You are viewing a plain text version of this content. The canonical link for it is here.
Posted to common-user@hadoop.apache.org by praveenesh kumar <pr...@gmail.com> on 2012/01/29 08:24:07 UTC

Any info on R+Hadoop

Does anyone has done any work with "R" + Hadoop ?

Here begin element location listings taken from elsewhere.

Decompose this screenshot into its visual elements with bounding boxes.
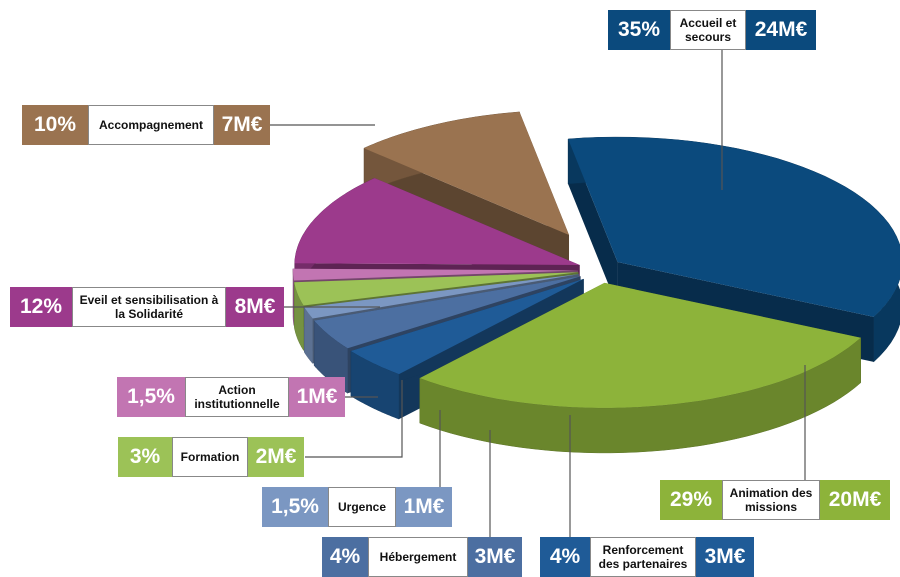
percent-label: 35% <box>608 10 670 50</box>
amount-label: 3M€ <box>468 537 522 577</box>
percent-label: 10% <box>22 105 88 145</box>
slice <box>350 278 584 375</box>
slice-label: 12% Eveil et sensibilisation à la Solidar… <box>10 287 284 327</box>
category-label: Hébergement <box>368 537 468 577</box>
category-label: Formation <box>172 437 248 477</box>
slice <box>294 272 579 306</box>
category-label: Urgence <box>328 487 396 527</box>
slice-side <box>294 282 304 352</box>
amount-label: 24M€ <box>746 10 816 50</box>
slice <box>568 137 900 317</box>
category-label: Accompagnement <box>88 105 214 145</box>
amount-label: 3M€ <box>696 537 754 577</box>
slice-label: 3% Formation 2M€ <box>118 437 304 477</box>
slice <box>364 111 570 236</box>
category-label: Renforcement des partenaires <box>590 537 696 577</box>
slice-label: 4% Renforcement des partenaires 3M€ <box>540 537 754 577</box>
amount-label: 7M€ <box>214 105 270 145</box>
slice <box>314 276 581 349</box>
slice-label: 1,5% Action institutionnelle 1M€ <box>117 377 345 417</box>
category-label: Eveil et sensibilisation à la Solidarité <box>72 287 226 327</box>
slice-label: 29% Animation des missions 20M€ <box>660 480 890 520</box>
percent-label: 4% <box>540 537 590 577</box>
slice-label: 1,5% Urgence 1M€ <box>262 487 452 527</box>
slice <box>419 282 861 408</box>
amount-label: 1M€ <box>396 487 452 527</box>
slice-label: 35% Accueil et secours 24M€ <box>608 10 816 50</box>
slice-label: 10% Accompagnement 7M€ <box>22 105 270 145</box>
amount-label: 20M€ <box>820 480 890 520</box>
percent-label: 1,5% <box>117 377 185 417</box>
amount-label: 8M€ <box>226 287 284 327</box>
percent-label: 1,5% <box>262 487 328 527</box>
slice <box>294 178 580 265</box>
slice-label: 4% Hébergement 3M€ <box>322 537 522 577</box>
percent-label: 12% <box>10 287 72 327</box>
amount-label: 2M€ <box>248 437 304 477</box>
leader-line <box>305 380 403 458</box>
slice <box>293 268 579 281</box>
percent-label: 4% <box>322 537 368 577</box>
category-label: Animation des missions <box>722 480 820 520</box>
percent-label: 29% <box>660 480 722 520</box>
percent-label: 3% <box>118 437 172 477</box>
category-label: Action institutionnelle <box>185 377 289 417</box>
category-label: Accueil et secours <box>670 10 746 50</box>
amount-label: 1M€ <box>289 377 345 417</box>
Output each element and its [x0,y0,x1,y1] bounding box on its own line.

I know there are some flavors of R+Hadoop available such as "rmr","rhdfs",
"RHIPE", "R-hive"

But as far as I know submitting jobs using Hadoop Streaming is the best way
right now available. Am I right ?


Any info on R on Hadoop ?

Thanks,
Praveenesh

Re: Any info on R+Hadoop

Posted by praveenesh kumar <pr...@gmail.com>.
Yeah, but I am facing a weird situation, in which my Rhadoop job (using
rmr) is taking much more time than My Hadoop streaming job in R. So wanted
to see if others also faced same problem or did anyone did any performance
evalulation of Revolutions - rmr ?

Thanks,
Praveenesh

On Mon, Jan 30, 2012 at 11:01 AM, Prashant Sharma
<pr...@imaginea.com>wrote:

> Praveenesh,
> Well, It gives you more convenience :). If you have worked on R, then you
> might notice with R you can write mapper as a lapply(using rmr). They have
> already abstracted a lot of stuff for you so you have less control over
> things. But still as far as convenience is concerned its damn cool. For
> example you can process data inside R using Hadoop (Nodoubt It uses hadoop
> streaming behind the scenes) and have the process data easily loaded back
> into R command line from hdfs(using rhdfs). Generally R developers do not
> like being engrossed with hassles that hadoop streaming can bring.
>
> -P
>
> P.S. I am not endorsing anyone. It's just my view.
>
> On Sun, Jan 29, 2012 at 12:54 PM, praveenesh kumar <praveenesh@gmail.com
> >wrote:
>
> > Does anyone has done any work with "R" + Hadoop ?
> >
> > I know there are some flavors of R+Hadoop available such as
> "rmr","rhdfs",
> > "RHIPE", "R-hive"
> >
> > But as far as I know submitting jobs using Hadoop Streaming is the best
> way
> > right now available. Am I right ?
> >
> >
> > Any info on R on Hadoop ?
> >
> > Thanks,
> > Praveenesh
> >
>

Re: Any info on R+Hadoop

Posted by Prashant Sharma <pr...@imaginea.com>.
Praveenesh,
Well, It gives you more convenience :). If you have worked on R, then you
might notice with R you can write mapper as a lapply(using rmr). They have
already abstracted a lot of stuff for you so you have less control over
things. But still as far as convenience is concerned its damn cool. For
example you can process data inside R using Hadoop (Nodoubt It uses hadoop
streaming behind the scenes) and have the process data easily loaded back
into R command line from hdfs(using rhdfs). Generally R developers do not
like being engrossed with hassles that hadoop streaming can bring.

-P

P.S. I am not endorsing anyone. It's just my view.

On Sun, Jan 29, 2012 at 12:54 PM, praveenesh kumar <pr...@gmail.com>wrote:

> Does anyone has done any work with "R" + Hadoop ?
>
> I know there are some flavors of R+Hadoop available such as "rmr","rhdfs",
> "RHIPE", "R-hive"
>
> But as far as I know submitting jobs using Hadoop Streaming is the best way
> right now available. Am I right ?
>
>
> Any info on R on Hadoop ?
>
> Thanks,
> Praveenesh
>